A Parents Guide to Selecting a Martial Arts School.
What to look for in a Martial Arts school.
As instructors, even before we opened our own school, we have been asked what people should tell friends or family in other cities to look for in a martial arts school.
The martial arts style is less important than the personality, teaching style and teaching qualifications of the Chief Instructor(s).
• Ask if the Chief Instructors are at the school during all the classes and if they teach most of the classes.
• Are the Chief Instructors old enough to have the experience and maturity to handle difficult situations that might arise.
• Watch a few classes to see if the Chief Instructors seem to genuinely like teaching, know the students’ names, use positive reinforcement, and maintain control of the classes while keeping it fun.
• The Chief Instructor should be at least a 2nd degree black belt. Beyond that, teaching style is more important than rank. Many of our 2nd and 3rd degree Chief Instructors have better teaching and communication skills than instructors who have much higher rank who are considered “masters” of their martial art.
• All of the people in charge of teaching classes should be at least a black belt and have been certified to teach by some national martial arts group. If colored belt students are used, it should only be in supporting roles to keep order.

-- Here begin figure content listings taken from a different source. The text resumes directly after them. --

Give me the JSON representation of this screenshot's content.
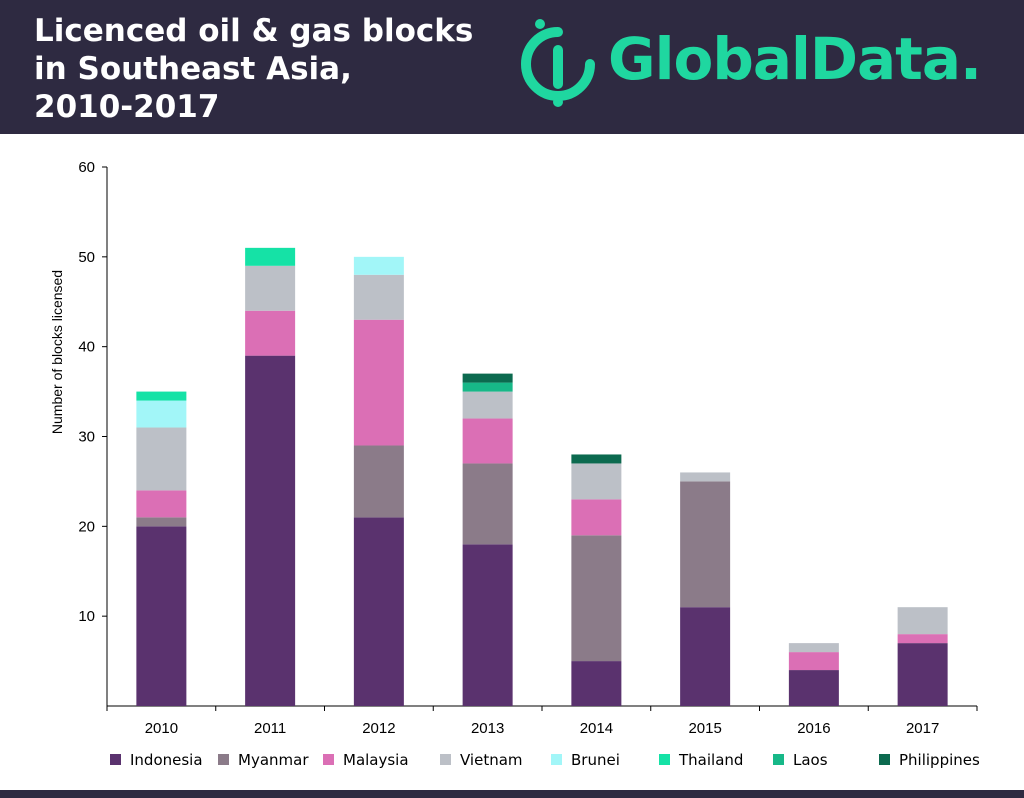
{
  "header": {
    "title_lines": [
      "Licenced oil & gas blocks",
      "in Southeast Asia,",
      "2010-2017"
    ],
    "logo_text": "GlobalData.",
    "background": "#2e2a41",
    "brand_color": "#1fd7a0"
  },
  "chart_data": {
    "type": "bar",
    "stacked": true,
    "categories": [
      "2010",
      "2011",
      "2012",
      "2013",
      "2014",
      "2015",
      "2016",
      "2017"
    ],
    "series": [
      {
        "name": "Indonesia",
        "color": "#5a326e",
        "values": [
          20,
          39,
          21,
          18,
          5,
          11,
          4,
          7
        ]
      },
      {
        "name": "Myanmar",
        "color": "#8b7b89",
        "values": [
          1,
          0,
          8,
          9,
          14,
          14,
          0,
          0
        ]
      },
      {
        "name": "Malaysia",
        "color": "#db6fb5",
        "values": [
          3,
          5,
          14,
          5,
          4,
          0,
          2,
          1
        ]
      },
      {
        "name": "Vietnam",
        "color": "#bcc0c7",
        "values": [
          7,
          5,
          5,
          3,
          4,
          1,
          1,
          3
        ]
      },
      {
        "name": "Brunei",
        "color": "#a2f6f8",
        "values": [
          3,
          0,
          2,
          0,
          0,
          0,
          0,
          0
        ]
      },
      {
        "name": "Thailand",
        "color": "#15e2a6",
        "values": [
          1,
          2,
          0,
          0,
          0,
          0,
          0,
          0
        ]
      },
      {
        "name": "Laos",
        "color": "#17b888",
        "values": [
          0,
          0,
          0,
          1,
          0,
          0,
          0,
          0
        ]
      },
      {
        "name": "Philippines",
        "color": "#0c6a4f",
        "values": [
          0,
          0,
          0,
          1,
          1,
          0,
          0,
          0
        ]
      }
    ],
    "ylabel": "Number of blocks licensed",
    "xlabel": "",
    "ylim": [
      0,
      60
    ],
    "yticks": [
      10,
      20,
      30,
      40,
      50,
      60
    ],
    "grid": false,
    "legend_position": "bottom"
  }
}
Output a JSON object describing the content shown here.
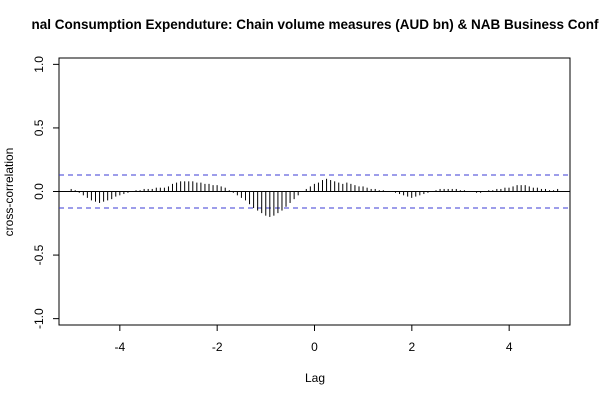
{
  "chart_data": {
    "type": "bar",
    "title": "nal Consumption Expenduture: Chain volume measures (AUD bn) & NAB Business Conf",
    "xlabel": "Lag",
    "ylabel": "cross-correlation",
    "xlim": [
      -5.25,
      5.25
    ],
    "ylim": [
      -1.05,
      1.05
    ],
    "x_ticks": [
      -4,
      -2,
      0,
      2,
      4
    ],
    "y_ticks": [
      -1.0,
      -0.5,
      0.0,
      0.5,
      1.0
    ],
    "confidence_band": 0.13,
    "lag_start": -5.0,
    "lag_step": 0.0833,
    "values": [
      0.02,
      0.01,
      -0.01,
      -0.03,
      -0.05,
      -0.07,
      -0.08,
      -0.09,
      -0.08,
      -0.07,
      -0.06,
      -0.04,
      -0.03,
      -0.02,
      -0.01,
      0.0,
      0.01,
      0.01,
      0.02,
      0.02,
      0.02,
      0.03,
      0.03,
      0.03,
      0.04,
      0.06,
      0.07,
      0.08,
      0.08,
      0.08,
      0.08,
      0.07,
      0.07,
      0.06,
      0.06,
      0.05,
      0.05,
      0.04,
      0.03,
      0.01,
      -0.01,
      -0.03,
      -0.05,
      -0.07,
      -0.1,
      -0.13,
      -0.15,
      -0.17,
      -0.19,
      -0.2,
      -0.19,
      -0.17,
      -0.15,
      -0.12,
      -0.09,
      -0.06,
      -0.03,
      0.0,
      0.02,
      0.04,
      0.06,
      0.07,
      0.09,
      0.1,
      0.09,
      0.08,
      0.07,
      0.06,
      0.07,
      0.06,
      0.05,
      0.04,
      0.04,
      0.03,
      0.02,
      0.02,
      0.01,
      0.01,
      0.0,
      0.0,
      -0.01,
      -0.02,
      -0.03,
      -0.04,
      -0.05,
      -0.04,
      -0.03,
      -0.02,
      -0.01,
      0.0,
      0.01,
      0.02,
      0.02,
      0.02,
      0.02,
      0.02,
      0.01,
      0.01,
      0.0,
      0.0,
      -0.01,
      -0.01,
      0.0,
      0.01,
      0.01,
      0.02,
      0.02,
      0.03,
      0.03,
      0.04,
      0.05,
      0.05,
      0.05,
      0.04,
      0.03,
      0.03,
      0.02,
      0.02,
      0.01,
      0.01,
      0.02
    ]
  }
}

• How important are the Chief Instructor’s competition history and trophies? An instructor’s personal martial arts accomplishments do not give any indication as to his/her teaching ability. It is more important that the instructor is able to communicate well with children and adults, demonstrate proper technique, keep classes fun and interesting, and motivate students through positive teaching methods to develop self-confidence and achieve their goals.
• Check to see if the Chief Instructor is affiliated with a national martial arts organization that provides on-going training and quality control.
• Inquire about the number of classes that you or your child can attend each week. The more options you have, the better. Anything less than three times a week is too little. Make sure that the class times are flexible so that if a hectic week forces you to change your schedule you can still attend class.
• Ask if parents and spectators are allowed to watch classes. A closed-door policy is a red flag that something is wrong with the teaching methods in the school. (It is normal, however, for schools to ask parents to not talk to students during their class because it can distract the student and result in an injury.)
• Are classes exciting or is it the same thing day after day? While repetition is important, classes should be an interesting, fun learning experience.
• What activities does the school offer besides classes, testings and tournaments to promote a family atmosphere? Look for activities such as lock-ins, parties, picnics, etc.
• Assuming you like the instructors and the program, the more convenient the location, the more likely you will attend classes regularly and get the most out of the program. If you choose a school all the way across town, even though it may be less expensive, you may attend less because of traffic and the longer drive time.
• Does the school look bright and smell clean? How often is it cleaned?
• Any schools you are considering should ask you to try a free class or two before you sign up for any martial arts program.
• One-year memberships are standard in our industry among full-time instructors. Many schools also offer an introductory special to allow new students to try classes for one or two months for a fee. When you are ready to sign the one-year memberships contract, it is better to make monthly payments rather than the entire amount up front, in case the school should close. Also, check to see if they offer a written guarantee that will let you out of the contract if you change your mind within the first 30 days.
• Ask how often the students test and how much testing costs. Specifically ask how much it costs to test for Black Belt (at some schools this could be hundreds of dollars). Also ask what equipment the students are required to have, when they are required to have it, and how much it costs.
• Make sure that the rates are reasonable, but do not make a decision based solely on price. The cheapest place may not be the best deal and the most expensive school may not offer the best program.